Farming in India has reached a very crucial phase. In a scenario of rising consumption needs and aspirations, and dwindling or varying natural resources, it has become imperative for India to innovate or access appropriate technologies that will enhance our agricultural productivity efficiently.

Since the Green Revolution in the 1960’s, researchers, government and the private sector have been working relentlessly to improve the efficiency and productivity of agriculture in our country, blending science with traditional knowledge so the farming system will be more responsive to the needs of its farmers.
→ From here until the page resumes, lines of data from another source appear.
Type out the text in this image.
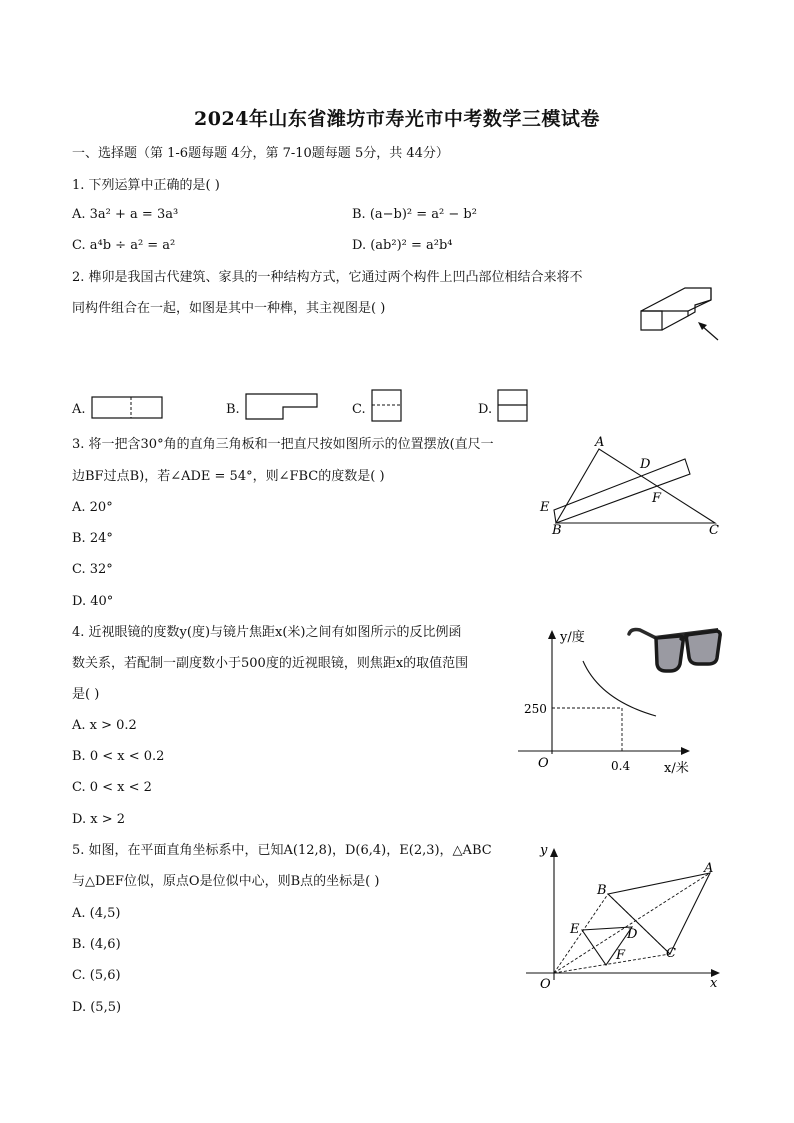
2024年山东省潍坊市寿光市中考数学三模试卷
一、选择题（第 1-6题每题 4分，第 7-10题每题 5分，共 44分）
1. 下列运算中正确的是( )
A. 3a² + a = 3a³	B. (a−b)² = a² − b²
C. a⁴b ÷ a² = a²	D. (ab²)² = a²b⁴
2. 榫卯是我国古代建筑、家具的一种结构方式，它通过两个构件上凹凸部位相结合来将不
同构件组合在一起，如图是其中一种榫，其主视图是( )
A.	B.	C.	D.
3. 将一把含30°角的直角三角板和一把直尺按如图所示的位置摆放(直尺一
边BF过点B)，若∠ADE = 54°，则∠FBC的度数是( )
A. 20°
B. 24°
C. 32°
D. 40°
A
B	C
D
E
F
4. 近视眼镜的度数y(度)与镜片焦距x(米)之间有如图所示的反比例函
数关系，若配制一副度数小于500度的近视眼镜，则焦距x的取值范围
是( )
A. x > 0.2
B. 0 < x < 0.2
C. 0 < x < 2
D. x > 2
y/度
x/米
O
250
0.4
5. 如图，在平面直角坐标系中，已知A(12,8)，D(6,4)，E(2,3)，△ABC
与△DEF位似，原点O是位似中心，则B点的坐标是( )
A. (4,5)
B. (4,6)
C. (5,6)
D. (5,5)
y
x
O
A
B
C
D
E
F
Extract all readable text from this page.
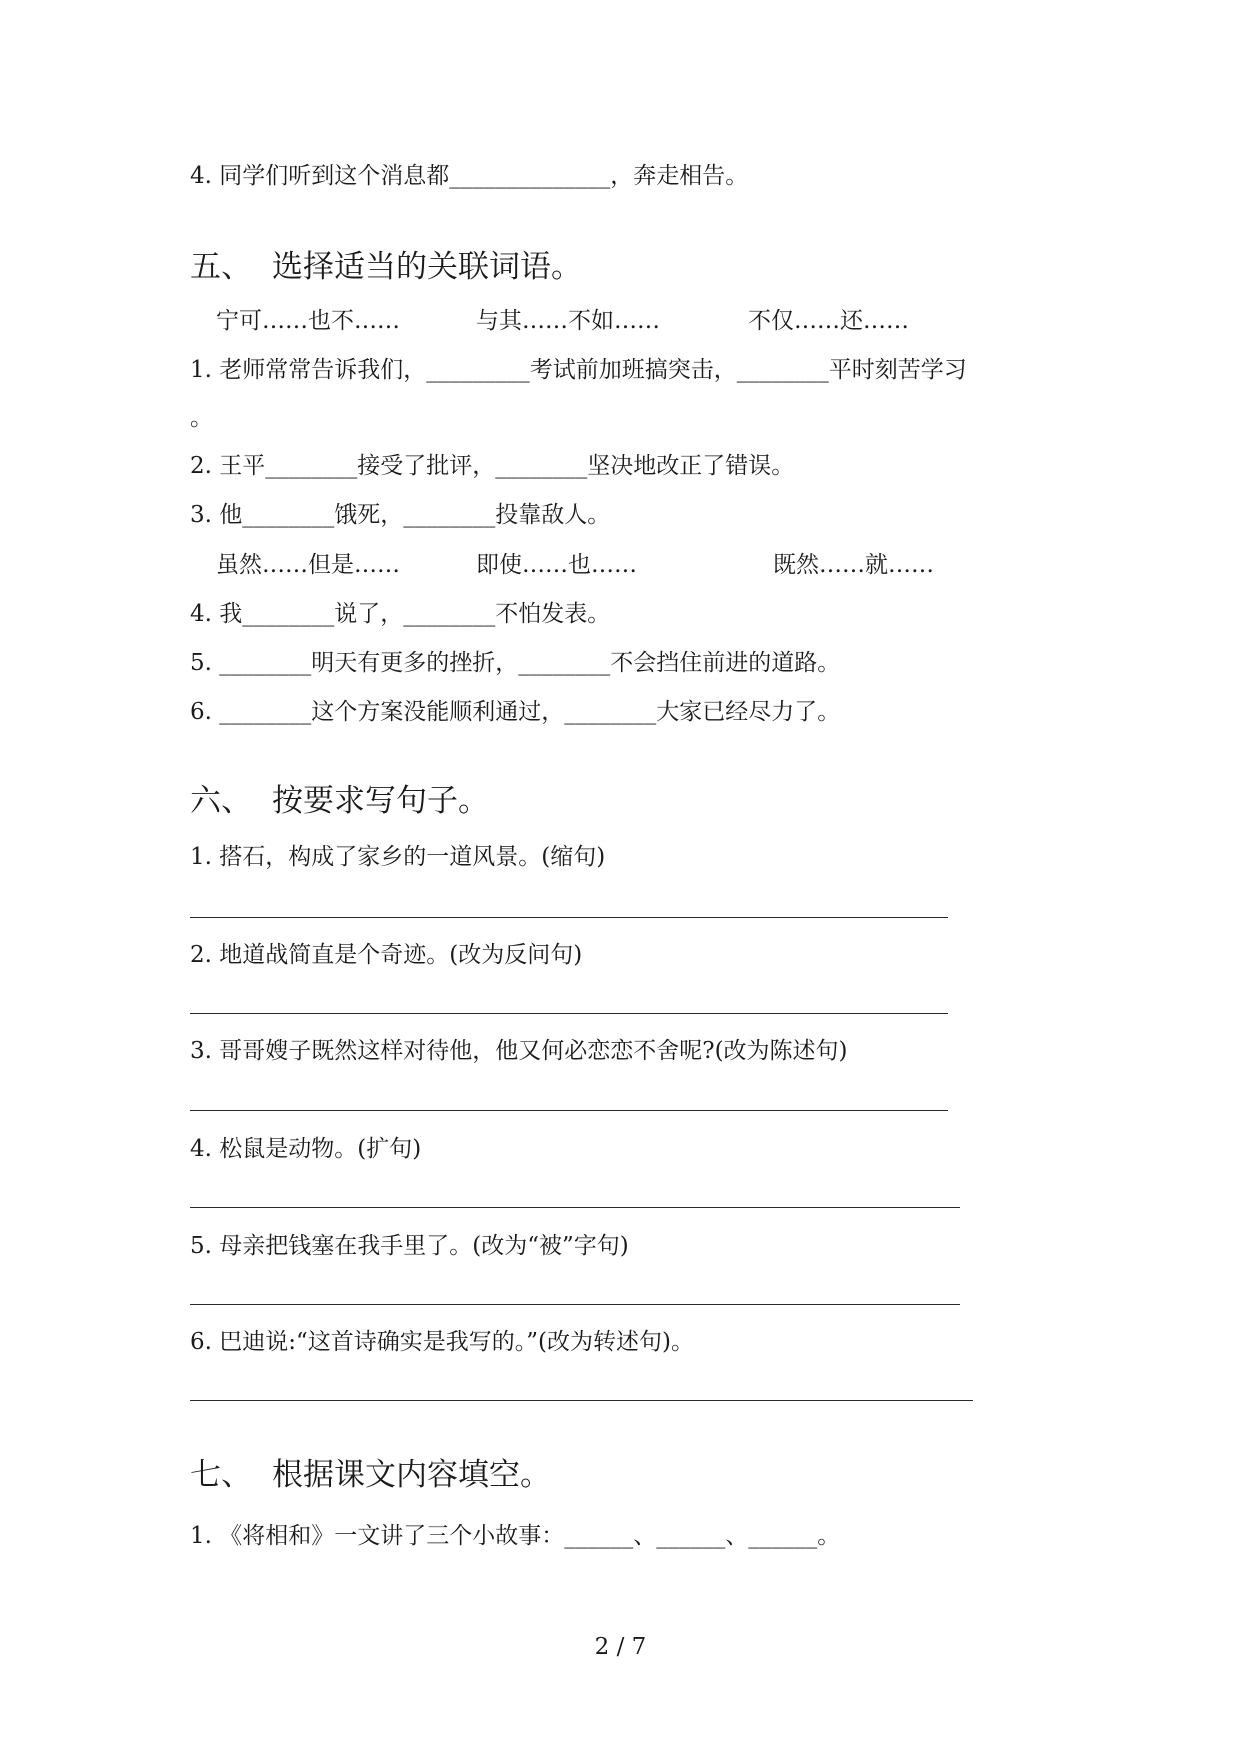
4. 同学们听到这个消息都______________，奔走相告。
五、 选择适当的关联词语。
宁可……也不……	与其……不如……	不仅……还……
1. 老师常常告诉我们，_________考试前加班搞突击，________平时刻苦学习
。
2. 王平________接受了批评，________坚决地改正了错误。
3. 他________饿死，________投靠敌人。
虽然……但是……	即使……也……	既然……就……
4. 我________说了，________不怕发表。
5. ________明天有更多的挫折，________不会挡住前进的道路。
6. ________这个方案没能顺利通过，________大家已经尽力了。
六、 按要求写句子。
1. 搭石，构成了家乡的一道风景。(缩句)
2. 地道战简直是个奇迹。(改为反问句)
3. 哥哥嫂子既然这样对待他，他又何必恋恋不舍呢?(改为陈述句)
4. 松鼠是动物。(扩句)
5. 母亲把钱塞在我手里了。(改为“被”字句)
6. 巴迪说:“这首诗确实是我写的。”(改为转述句)。
七、 根据课文内容填空。
1. 《将相和》一文讲了三个小故事：______、______、______。
2 / 7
Today, the progress we have made is in jeopardy. We are under attack from several anti-technology activists who are using false and unfounded allegations to question our desire to have access to better technologies and seeds. They have gone so far as to request that our Supreme Court place a 10-year ban on GM crop field trials in India; a radical and ignorant proposal that could devastate Indian agriculture at a time when farmers must grow more food just to keep up with a population that recently boomed past 1.2 billion people.

Thankfully, the Supreme Court rejected this outrageous idea.

The worst may be yet to come, however: The Court appointed a Technical Expert Committee (TEC) to assess the benefits of GM plants, but the body lacks a single member who is an expert on the science of how modern technology can improve farm productivity.

So the “expert” committee lacks expertise.

Early next year, the Technical Expert Committee will issue a new and more detailed report. It will receive full consideration, even if it includes suggestions as harmful as the one our country just dodged.

Enough is enough. Why must India’s farmers always be held back? We should enjoy the right to grow the food our country desperately needs.

India must transform its attitude toward biotechnology and embrace the science that is helping farmers in the United States and other countries achieve record levels of food production.

(See Biotech crop barriers must fall in Africa)

Around the globe, farmers have harvested more than 3 billion acres of biotech crops. The food they produce has become a part of conventional diets. Both farmers and consumers benefit: Farmers grow more food on their land and consumers see their food bills kept in check.

Yet India’s government has failed to keep up with the times.